- Supreme Court of the United States

Argued January 19–20, 1976 Reargued October 13, 1976 Decided December 7, 1976
- Full case name: General Electric Company v. Martha V. Gilbert, et al.
- Citations: 429 U.S. 125 (more)
- Argument: Oral argument

Case history
- Prior: Relief granted, 375 F.Supp. 367, (E.D.V.A. 1974); decision affirmed, 519 F.2d 661 (4th Cir. 1975); cert granted, 423 U.S. 822 (1975).

Holding
- Petitioners' disability benefits plan does not violate Title VII because of its failure to cover pregnancy-related disabilities. United States Court of Appeals for the Fourth Circuit reversed.

Court membership
- Chief Justice Warren E. Burger Associate Justices William J. Brennan Jr. · Potter Stewart Byron White · Thurgood Marshall Harry Blackmun · Lewis F. Powell Jr. William Rehnquist · John P. Stevens

Case opinions
- Majority: Rehnquist, joined by Burger, Powell, Stewart, White; Blackmun (in part)
- Concurrence: Stewart
- Concurrence: Blackmun (in part)
- Dissent: Brennan, joined by Marshall
- Dissent: Stevens

Laws applied
- Title VII of the Civil Rights Act of 1964
- Superseded by
- Pregnancy Discrimination Act of 1978

= General Electric Co. v. Gilbert =

General Electric Co. v. Gilbert, , is a 1976 United States Supreme Court case authored by Chief Justice William Rehnquist concerning gender-based discrimination under Title VII of the Civil Rights Act of 1964. In a 6–3 decision, the Court held that pregnancy could reasonably be excluded from an employer's disability benefits plan. The Court's majority opinion applied its conclusion in Geduldig v. Aiello (1974), which held that exclusion of pregnancy from a disability plan did not violate the Equal Protection Clause of the Fourteenth Amendment to the United States Constitution. Without a showing that pregnancy-based distinctions are "mere pretexts designed to effect an invidious discrimination", Geduldig required only a reasonable basis for the pregnancy-based distinction.

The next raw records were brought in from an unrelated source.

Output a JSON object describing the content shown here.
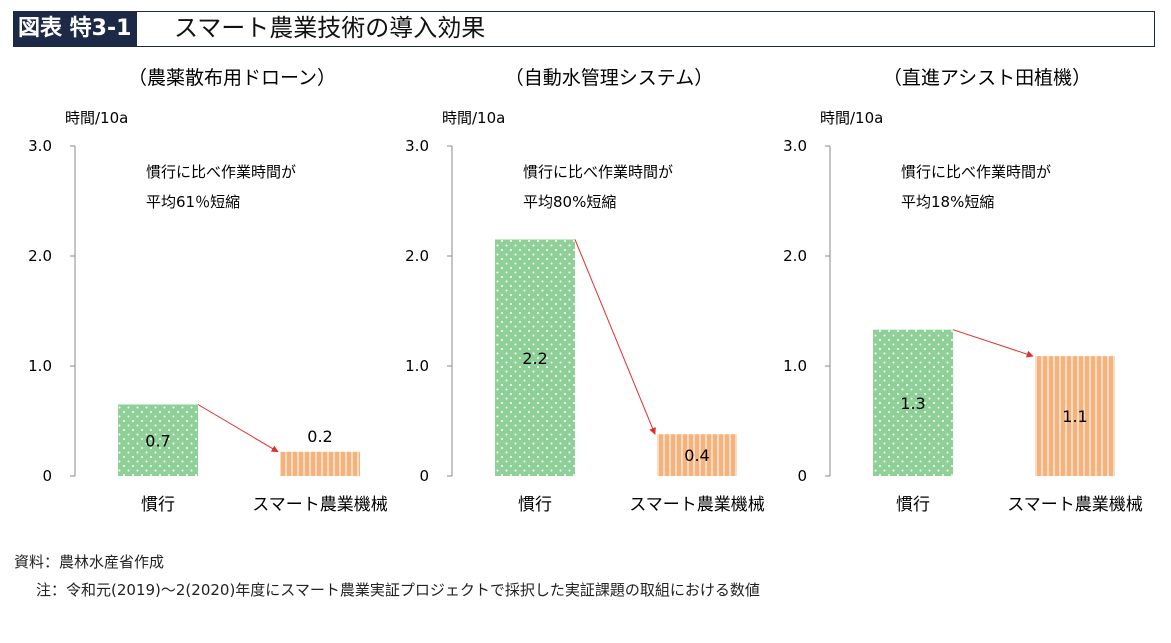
{
  "header": {
    "label": "図表 特3-1",
    "title": "スマート農業技術の導入効果"
  },
  "chart_data": [
    {
      "type": "bar",
      "title": "（農薬散布用ドローン）",
      "ylabel": "時間/10a",
      "ylim": [
        0,
        3.0
      ],
      "yticks": [
        "0",
        "1.0",
        "2.0",
        "3.0"
      ],
      "categories": [
        "慣行",
        "スマート農業機械"
      ],
      "values": [
        0.65,
        0.22
      ],
      "data_labels": [
        "0.7",
        "0.2"
      ],
      "annotation": [
        "慣行に比べ作業時間が",
        "平均61％短縮"
      ]
    },
    {
      "type": "bar",
      "title": "（自動水管理システム）",
      "ylabel": "時間/10a",
      "ylim": [
        0,
        3.0
      ],
      "yticks": [
        "0",
        "1.0",
        "2.0",
        "3.0"
      ],
      "categories": [
        "慣行",
        "スマート農業機械"
      ],
      "values": [
        2.15,
        0.38
      ],
      "data_labels": [
        "2.2",
        "0.4"
      ],
      "annotation": [
        "慣行に比べ作業時間が",
        "平均80%短縮"
      ]
    },
    {
      "type": "bar",
      "title": "（直進アシスト田植機）",
      "ylabel": "時間/10a",
      "ylim": [
        0,
        3.0
      ],
      "yticks": [
        "0",
        "1.0",
        "2.0",
        "3.0"
      ],
      "categories": [
        "慣行",
        "スマート農業機械"
      ],
      "values": [
        1.33,
        1.09
      ],
      "data_labels": [
        "1.3",
        "1.1"
      ],
      "annotation": [
        "慣行に比べ作業時間が",
        "平均18%短縮"
      ]
    }
  ],
  "colors": {
    "conventional": "#8fcf98",
    "smart": "#f6b27c",
    "smart_stripe": "#fde6d2",
    "arrow": "#e0302a",
    "header_bg": "#1c2a48"
  },
  "footnotes": {
    "source": "資料：農林水産省作成",
    "note": "注：令和元(2019)～2(2020)年度にスマート農業実証プロジェクトで採択した実証課題の取組における数値"
  }
}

The decision in Gilbert generated considerable backlash and prompted Congress to abrogate it by passing the Pregnancy Discrimination Act of 1978. The Supreme Court itself later acknowledged that this Act had overturned its holding in Gilbert, namely, that pregnancy discrimination was not unlawful sex discrimination under Title VII.